Kitty Callaghan
AVAILABLE WORKS
Kitty Callaghan’s solo exhibition Collages presents a rigorous examination of constructed imagery through her established methodology of cutting and reweaving sourced material – drawn from vintage publications and her extensive personal photographic archive. Thematically centred on the confluence of botanical representation and historical associations with witchcraft, the exhibition interrogates the latent power dynamics and esoteric knowledge implied by its central proposition: Are all florists witches? This conceptual framework extends Callaghan’s ongoing exploration of femininity, perception, and the archival impulse, positioning floral motifs beyond decoration towards potent symbols of coded knowledge and natural agency.
Building upon the conceptual foundations evident in previous work such as Pixel Asphyxial – which addressed memory’s fallibility and the paradox of digital permanence – Collages marks a significant evolution in material practice. Alongside intricate woven photographic pieces, Callaghan introduces large-scale, layered suspended textiles and timber-based photographic assemblages. These new formats function as spatial interventions and structural supports, transforming fragmented two-dimensional imagery into immersive environments and object-based constructions. The suspended textiles suggest ethereal screens or veiled spaces, whilst the timber assemblages evoke ritualistic artefacts or archival containers, grounding the ephemeral quality of the collaged image within a tangible materiality.
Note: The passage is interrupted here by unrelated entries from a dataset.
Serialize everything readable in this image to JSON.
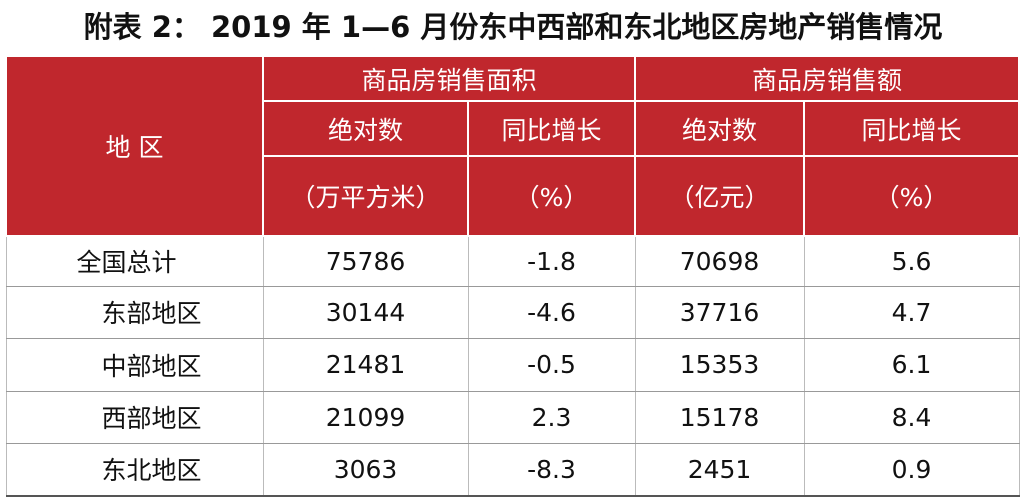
{
  "header": {
    "title": "附表 2： 2019 年 1—6 月份东中西部和东北地区房地产销售情况"
  },
  "table": {
    "region_header": "地 区",
    "groups": [
      "商品房销售面积",
      "商品房销售额"
    ],
    "subheaders": [
      {
        "label": "绝对数",
        "unit": "（万平方米）"
      },
      {
        "label": "同比增长",
        "unit": "（%）"
      },
      {
        "label": "绝对数",
        "unit": "（亿元）"
      },
      {
        "label": "同比增长",
        "unit": "（%）"
      }
    ],
    "rows": [
      [
        "全国总计",
        "75786",
        "-1.8",
        "70698",
        "5.6"
      ],
      [
        "东部地区",
        "30144",
        "-4.6",
        "37716",
        "4.7"
      ],
      [
        "中部地区",
        "21481",
        "-0.5",
        "15353",
        "6.1"
      ],
      [
        "西部地区",
        "21099",
        "2.3",
        "15178",
        "8.4"
      ],
      [
        "东北地区",
        "3063",
        "-8.3",
        "2451",
        "0.9"
      ]
    ]
  }
}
Through this expanded practice, Callaghan critically engages the mechanics of vision and representation. The systematic deconstruction of source imagery – whether found botanical illustrations or her own ‘moments chosen... to live in perpetuity’ – and their meticulous reconstruction via weaving and assemblage directly confronts photography’s presumed indexicality. This labour-intensive process deliberately introduces subjective distortion and temporal dislocation, generating disorienting compositions that destabilise singular readings. Oscillating between analogue handcraft and digital origins, Callaghan’s work compels a reconsideration of identity, the female gaze, and the nature of the photographic document itself within an era of overwhelming visual saturation.